What can you expect under IPS belt-tightening?

With the Interim Payment System already here, system-based home care agencies may find little room to maneuver to improve their bottom lines, but there are a few simple strategies that can help.

Lorraine Waters, RN, C, BSN, MA, director of Southern Home Care at Clark Memorial Hospital in Jeffersonville, IN, looks at the IPS as being similar to managed care. In the short term, with Medicare, the inefficient agencies, i.e., the ones over the cost limits, will benefit. But in the long run, the agencies who do more with less will survive under the Prospective Payment System slated for 1999.

To get her staff to accept the new concept of reimbursement, Waters relied on teaching inservices. "Staff education is by far the most important thing," she says. "I started teaching it as soon as I figured out what IPS was. The [staff] were absolutely amazed. People aren't going to change behavior unless they understand why."

To help spread the word, Waters developed a list of strategies for survival under the Balanced Budget Act's IPS provision, which she shared with staff. (See Survival Techniques for Home Care, p. 55.) And in anticipation of the per beneficiary cap, she estimated her agency's 1998 per visit cost limits to show staff the world they were going to be living and working in. (See 1998 Per Visit Cost Limit Calculations, p. 57.) "What's going to happen [with IPS] is unknown. HCFA is not using our figures. They are using their own figures for the unduplicated census. We are out there providing care, and we don't know what we're getting reimbursed. I don't know of any other industry that does that," she says.
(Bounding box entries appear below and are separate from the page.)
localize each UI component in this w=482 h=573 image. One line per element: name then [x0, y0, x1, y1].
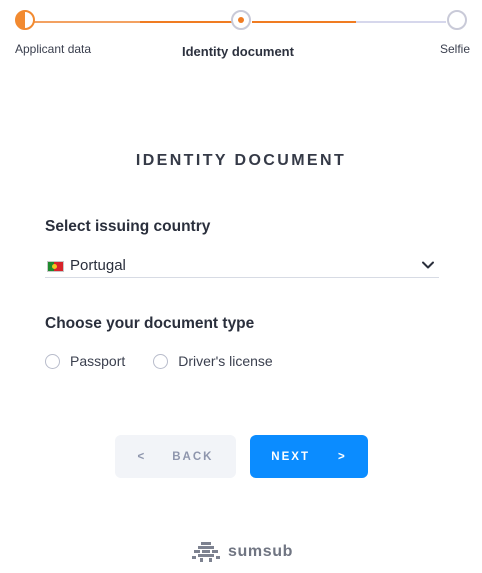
- sumsub-logo-icon: [192, 542, 220, 562]
- back-button-label: BACK: [172, 450, 214, 463]
- document-type-options: Passport Driver's license: [45, 351, 301, 371]
- country-value: Portugal: [70, 257, 126, 274]
- brand-name: sumsub: [228, 543, 293, 560]
- next-button[interactable]: NEXT >: [250, 435, 368, 478]
- passport-radio[interactable]: [45, 353, 60, 369]
- stepper-line-2: [252, 21, 356, 23]
- back-arrow-icon: <: [137, 450, 147, 463]
- country-label: Select issuing country: [45, 218, 211, 235]
- next-button-label: NEXT: [271, 450, 310, 463]
- drivers-license-radio-label[interactable]: Driver's license: [178, 353, 272, 369]
- step-selfie-indicator: [447, 10, 467, 30]
- country-select[interactable]: Portugal: [45, 250, 439, 278]
- step-label-applicant-data[interactable]: Applicant data: [15, 42, 91, 56]
- current-step-dot: [238, 17, 244, 23]
- brand-logo: sumsub: [190, 540, 293, 564]
- step-applicant-data-indicator[interactable]: [15, 10, 35, 30]
- step-identity-document-indicator: [231, 10, 251, 30]
- stepper-line-1-progress: [140, 21, 232, 23]
- step-label-identity-document: Identity document: [182, 44, 294, 59]
- page-title: IDENTITY DOCUMENT: [135, 152, 347, 169]
- radio-option-drivers-license[interactable]: Driver's license: [153, 353, 273, 369]
- document-type-label: Choose your document type: [45, 315, 255, 332]
- stepper-line-3: [356, 21, 446, 23]
- drivers-license-radio[interactable]: [153, 353, 169, 369]
- portugal-flag-icon: [47, 261, 64, 272]
- passport-radio-label[interactable]: Passport: [70, 353, 125, 369]
- step-label-selfie: Selfie: [440, 42, 471, 56]
- progress-stepper: Applicant data Identity document Selfie: [0, 0, 482, 70]
- next-arrow-icon: >: [337, 450, 347, 463]
- chevron-down-icon[interactable]: [421, 260, 435, 270]
- back-button[interactable]: < BACK: [115, 435, 236, 478]
- radio-option-passport[interactable]: Passport: [45, 353, 125, 369]
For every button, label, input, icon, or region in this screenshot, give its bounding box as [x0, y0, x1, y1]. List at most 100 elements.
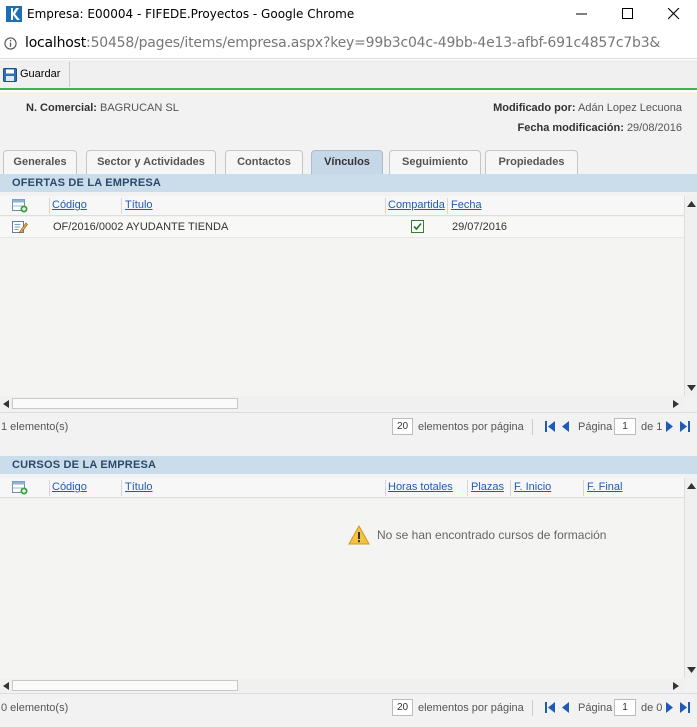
next-page-icon[interactable]	[666, 421, 673, 432]
cursos-vertical-scrollbar[interactable]	[684, 478, 697, 678]
nombre-comercial: N. Comercial: BAGRUCAN SL	[26, 102, 179, 114]
pagina-label: Página	[578, 421, 613, 433]
tab-seguimiento[interactable]: Seguimiento	[389, 150, 481, 174]
modificado-value: Adán Lopez Lecuona	[578, 102, 682, 114]
ofertas-section-title: OFERTAS DE LA EMPRESA	[0, 174, 697, 192]
column-separator	[467, 480, 468, 496]
url-text[interactable]: localhost:50458/pages/items/empresa.aspx…	[25, 35, 660, 51]
oferta-titulo: AYUDANTE TIENDA	[126, 221, 229, 233]
scroll-down-icon[interactable]	[687, 385, 696, 391]
prev-page-icon[interactable]	[562, 421, 569, 432]
scroll-right-icon[interactable]	[673, 400, 679, 408]
col-compartida-header[interactable]: Compartida	[388, 199, 445, 211]
toolbar: Guardar	[0, 60, 697, 90]
col-finicio-header[interactable]: F. Inicio	[514, 481, 551, 493]
close-icon	[668, 8, 680, 20]
check-icon	[413, 222, 422, 231]
save-icon	[3, 68, 17, 82]
column-separator	[385, 480, 386, 496]
scrollbar-thumb[interactable]	[12, 680, 238, 691]
empty-message: No se han encontrado cursos de formación	[377, 528, 607, 542]
scroll-up-icon[interactable]	[687, 201, 696, 207]
column-separator	[447, 198, 448, 214]
col-codigo-header[interactable]: Código	[52, 481, 87, 493]
tab-sector-actividades[interactable]: Sector y Actividades	[86, 150, 216, 174]
col-codigo-header[interactable]: Código	[52, 199, 87, 211]
first-page-icon[interactable]	[545, 702, 555, 713]
ofertas-grid-body: OF/2016/0002 AYUDANTE TIENDA 29/07/2016	[0, 217, 684, 396]
next-page-icon[interactable]	[666, 702, 673, 713]
col-plazas-header[interactable]: Plazas	[471, 481, 504, 493]
last-page-icon[interactable]	[680, 702, 690, 713]
scroll-up-icon[interactable]	[687, 483, 696, 489]
last-page-icon[interactable]	[680, 421, 690, 432]
oferta-fecha: 29/07/2016	[452, 221, 508, 233]
oferta-codigo: OF/2016/0002	[53, 221, 124, 233]
table-row[interactable]: OF/2016/0002 AYUDANTE TIENDA 29/07/2016	[0, 217, 684, 238]
column-separator	[121, 198, 122, 214]
scrollbar-thumb[interactable]	[12, 398, 238, 409]
ofertas-vertical-scrollbar[interactable]	[684, 196, 697, 396]
add-row-icon[interactable]	[12, 199, 28, 213]
add-row-icon[interactable]	[12, 481, 28, 495]
pager-separator	[532, 419, 533, 435]
page-number-input[interactable]: 1	[614, 418, 636, 435]
tab-propiedades[interactable]: Propiedades	[485, 150, 578, 174]
scroll-right-icon[interactable]	[673, 682, 679, 690]
prev-page-icon[interactable]	[562, 702, 569, 713]
scroll-left-icon[interactable]	[3, 400, 9, 408]
pager-separator	[532, 700, 533, 716]
minimize-icon	[576, 13, 587, 15]
tab-contactos[interactable]: Contactos	[225, 150, 303, 174]
pagina-label: Página	[578, 702, 613, 714]
info-icon[interactable]	[4, 37, 17, 50]
column-separator	[583, 480, 584, 496]
cursos-section-title: CURSOS DE LA EMPRESA	[0, 456, 697, 474]
ofertas-horizontal-scrollbar[interactable]	[0, 397, 684, 410]
close-button[interactable]	[651, 0, 697, 29]
tab-strip: Generales Sector y Actividades Contactos…	[0, 150, 697, 174]
fecha-modificacion: Fecha modificación: 29/08/2016	[518, 122, 682, 134]
cursos-grid-header: Código Título Horas totales Plazas F. In…	[0, 478, 684, 498]
col-fecha-header[interactable]: Fecha	[451, 199, 482, 211]
address-bar[interactable]: localhost:50458/pages/items/empresa.aspx…	[0, 29, 697, 59]
cursos-pager: 0 elemento(s) 20 elementos por página Pá…	[0, 693, 697, 721]
tab-generales[interactable]: Generales	[3, 150, 77, 174]
page-size-input[interactable]: 20	[392, 418, 413, 435]
page-total: de 1	[641, 421, 663, 433]
ofertas-pager: 1 elemento(s) 20 elementos por página Pá…	[0, 412, 697, 440]
page-number-input[interactable]: 1	[614, 699, 636, 716]
warning-icon	[348, 525, 370, 545]
first-page-icon[interactable]	[545, 421, 555, 432]
col-titulo-header[interactable]: Título	[125, 481, 153, 493]
maximize-icon	[622, 8, 633, 19]
scroll-left-icon[interactable]	[3, 682, 9, 690]
minimize-button[interactable]	[559, 0, 605, 29]
col-titulo-header[interactable]: Título	[125, 199, 153, 211]
column-separator	[49, 198, 50, 214]
save-button[interactable]: Guardar	[0, 62, 70, 87]
window-title: Empresa: E00004 - FIFEDE.Proyectos - Goo…	[27, 7, 355, 21]
page-size-label: elementos por página	[418, 421, 524, 433]
window-titlebar: Empresa: E00004 - FIFEDE.Proyectos - Goo…	[0, 0, 697, 29]
nombre-label: N. Comercial:	[26, 102, 97, 114]
cursos-grid-body: No se han encontrado cursos de formación	[0, 499, 684, 678]
nombre-value: BAGRUCAN SL	[99, 102, 179, 114]
page-content: N. Comercial: BAGRUCAN SL Modificado por…	[0, 92, 697, 727]
maximize-button[interactable]	[605, 0, 651, 29]
tab-vinculos[interactable]: Vínculos	[311, 150, 383, 174]
col-horas-header[interactable]: Horas totales	[388, 481, 453, 493]
ofertas-grid-header: Código Título Compartida Fecha	[0, 196, 684, 216]
scroll-down-icon[interactable]	[687, 667, 696, 673]
page-total: de 0	[641, 702, 663, 714]
save-label: Guardar	[20, 68, 61, 80]
cursos-horizontal-scrollbar[interactable]	[0, 679, 684, 692]
app-icon	[6, 6, 22, 22]
col-ffinal-header[interactable]: F. Final	[587, 481, 622, 493]
compartida-checkbox[interactable]	[411, 220, 424, 233]
column-separator	[121, 480, 122, 496]
item-count: 0 elemento(s)	[1, 702, 69, 714]
page-size-input[interactable]: 20	[392, 699, 413, 716]
column-separator	[49, 480, 50, 496]
edit-icon[interactable]	[12, 220, 28, 234]
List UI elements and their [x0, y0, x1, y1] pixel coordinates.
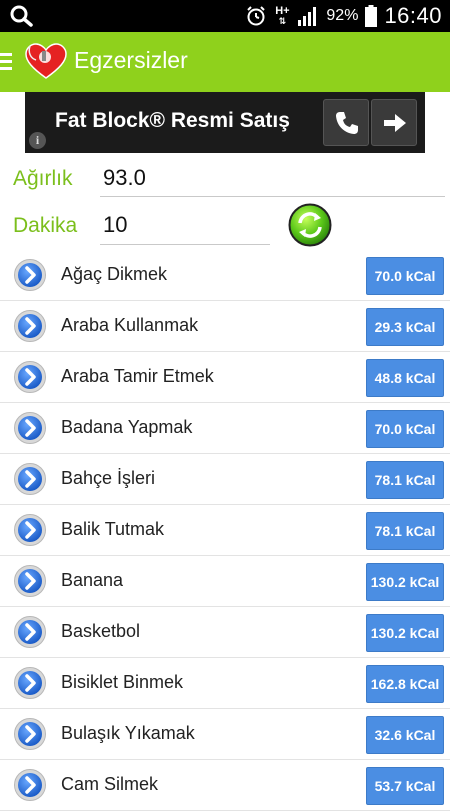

Waters says she began preparing her agency for change months ago - not for IPS but for managed care. Waters compares the Medicare reimbursement cuts with operating under a managed care system.

"The efficient agencies will be the ones with low numbers of visits per patient. We've already been doing that - not for IPS but to get ready for managed care. We don't have a large penetration of managed care in our area yet, but it's coming. "We've never been over our cost caps. We've had to do a lot of adjustments on budgets," Waters explains.

The most obvious reaction to cutbacks is for agencies to trim personnel, but so far, that has not been necessary at Southern Home Care, Waters says. That may change, however.

"We don't anticipate laying anyone off, but we are more cautious about replacing people who leave. We recently eliminated two support staff positions when those people left. And we have two nursing positions we're leaving open for the time being."

But the reality of IPS is close to home. "I know of two agencies in our area that have closed and another that is probably going to. These were the ones who had high reliance on venipuncture and chronic patients. They were freestanding. Some for profit; some not for profit. But IPS hurts everybody across the board." Of course, freestanding agencies are not the ones that stand to lose money with IPS, she says. "Hospitals will lose a good bit of the cost shift. They've got to operate efficiently and stay under caps."

Fading revenues under IPS affecting the cost shift and the benefit's eventual elimination under a home health prospective payment system will offer hospitals less incentive to run home health agencies, Waters says.

"Those hospitals that have a firm commitment to the integrated system of care concept or see that home health is still an advantage for the cost shift, just not as much as it has been, will stay in home care," Waters says. "But I expect a lot of hospitals will be taking a strong look at home care."